Three Pre-Reviews

I'd like to thank several publishers for sending me new books from my Amazon.com Wish List to read and review. The first is Hacking Exposed: Wireless by Johnny Cache and Vincent Liu, published by McGraw-Hill/Osborne. I love the green -- talk about a departure from the old red covers. If you want to sound 31337 you should make fun of any Hacking Exposed book, but I don't care. The great majority of these titles follow a format which I think suits 90% of the security community.

  1. Introduce a technology or service with which the reader may or may not be familiar.

  2. Discuss ways to attack said technology or service.

  3. Provide countermeasures for attacks.


Many books ignore step 1, focus on step 2, and breeze over step 3. A good HE book covers all three phases.< The second book is Backup and Recovery by W. Curtis Preston, published by O'Reilly. This book is more of a reference for me than a read cover-to-cover, so I'm not sure if I will review it. (I strongly tend to review only that which I read throroughly.) The book covers so many useful aspects of backup, however, that I'll probably read a good deal of it. The third book is Building a Monitoring Infrastructure with Nagios, by David Josephsen, published by PHPTR. I've already read and reviewed two other books on Nagios, so I'm wondering what this much shorter book has to say. I don't have a Nagios installation running anywhere, so if I can find the time maybe I'll use this new book as an excuse to finally deploy Nagios. This newest version discussed in the book is 2.5, but Nagios 3 alpha code became available last month. I'll probably try the new version.

Comments

JimmytheGeek said…
I have a moderate sized Nagios installation (~ 100 hosts, ~ 400 service checks) and Wolfgang Barth's _Nagios:System and Network Monitoring_.

I still learned some stuff from the second chapter of _Building a Monitoring Infrastructure with Nagios_. I do plan to finish it.

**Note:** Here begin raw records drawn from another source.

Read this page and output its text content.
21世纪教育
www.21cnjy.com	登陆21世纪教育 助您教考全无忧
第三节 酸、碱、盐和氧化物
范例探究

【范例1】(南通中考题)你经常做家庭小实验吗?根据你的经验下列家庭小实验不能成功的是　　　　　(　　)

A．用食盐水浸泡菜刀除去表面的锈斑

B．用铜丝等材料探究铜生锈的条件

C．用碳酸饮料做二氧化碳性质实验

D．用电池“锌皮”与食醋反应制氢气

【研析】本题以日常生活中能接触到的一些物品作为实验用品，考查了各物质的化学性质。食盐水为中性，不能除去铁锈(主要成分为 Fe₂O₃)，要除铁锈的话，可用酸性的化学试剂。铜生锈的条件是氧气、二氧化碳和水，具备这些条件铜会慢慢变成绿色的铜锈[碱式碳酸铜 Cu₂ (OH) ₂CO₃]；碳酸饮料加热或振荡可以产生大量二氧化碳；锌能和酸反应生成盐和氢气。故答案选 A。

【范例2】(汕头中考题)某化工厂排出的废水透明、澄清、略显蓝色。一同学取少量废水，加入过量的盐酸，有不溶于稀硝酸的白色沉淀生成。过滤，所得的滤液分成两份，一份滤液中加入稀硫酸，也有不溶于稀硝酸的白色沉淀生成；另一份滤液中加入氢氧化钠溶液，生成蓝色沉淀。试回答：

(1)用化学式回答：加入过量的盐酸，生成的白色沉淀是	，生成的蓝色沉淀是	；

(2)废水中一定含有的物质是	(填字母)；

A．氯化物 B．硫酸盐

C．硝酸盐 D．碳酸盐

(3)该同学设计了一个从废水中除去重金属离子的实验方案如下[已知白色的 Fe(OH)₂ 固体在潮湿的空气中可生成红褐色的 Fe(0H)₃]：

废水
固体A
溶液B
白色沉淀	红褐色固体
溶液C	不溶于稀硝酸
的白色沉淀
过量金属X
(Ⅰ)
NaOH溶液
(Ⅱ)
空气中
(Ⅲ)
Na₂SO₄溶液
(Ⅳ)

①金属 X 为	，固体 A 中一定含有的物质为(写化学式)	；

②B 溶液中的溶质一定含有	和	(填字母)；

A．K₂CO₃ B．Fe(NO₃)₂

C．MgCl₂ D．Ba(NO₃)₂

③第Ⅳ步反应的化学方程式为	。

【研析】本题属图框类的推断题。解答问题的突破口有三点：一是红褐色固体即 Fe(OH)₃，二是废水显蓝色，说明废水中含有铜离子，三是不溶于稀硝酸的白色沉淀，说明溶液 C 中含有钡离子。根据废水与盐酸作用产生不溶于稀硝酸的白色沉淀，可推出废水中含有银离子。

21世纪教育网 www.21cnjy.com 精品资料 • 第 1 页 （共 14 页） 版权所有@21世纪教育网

It's got a different approach that made sense of what I considered boilerplate config stuff. For example, I have gone with defaults for all scheduling. If I need to tweak something to make Nagios scale farther, this gives me the fu. It may be in the Barth book, too.
Anonymous said…
vliu and johnnycsh do a wonderful job with HEW... the first part is redundant but worthwhile for new readers... the rest contains many gems... i especially like the part about using older linux kernels written by johnnycsh and at the end about the "fuzz-e" tool in airbase. the only thing this book didn't cover was aircrack-ptw (new technique - as seen on slashdot i believe).

the backup and recovery book is great. the authors have a bunch of the content and extras available at - the articles on rsnapshot and rdiff-backup are great free reads from that site that are included from the book.

the nagios book looks sort of interesting, i think i saw it at the chicago borders on michigan ave. i finally got a chance to preview all the books i haven't seen on shelves there last week. most of them aren't that great, so i'll be buying less books thanks to that visit, but my finances are looking better because of it ;>

have you read securitymetrics by jaquith yet?
Unknown said…
I'm still trying to find out why the new HE:W book is green. It certainly caught my eye at the store though!

I'm looking forward to this book and any other upcoming wireless security books mostly because as Linux and wireless (and the combination) mature, we don't have to spend 1/3 of the book just detailing how to get Linux to be happy with wireless gear.

I've worked with Nagios in the past, but never built from the ground up or done so on my own network. I've thumbed through those other Nagios books but they really never picked me up and kept me enthralled. I might thumb through this one as well and see where it takes me. I wouldn't mind putting up Nagios as it has been years since I've touched it.
Anonymous said…
_UNIX Backup and Recovery_ was one of my favorite O'Reilly books. Preston obviously knew his stuff (assume he still does), and the book was pragmatic and useful from the get-go. Overall, it gave me the same feel that I got when I was a modestly-skilled UNIX admin talking to a seasoned pro. They knew what I was facing, had seen the ways to deal with it, and provided tested advice that scaled, and did so in a non-condescending way. I have been hoping for a 2nd edition for years. I'm looking forward to your review, Rich.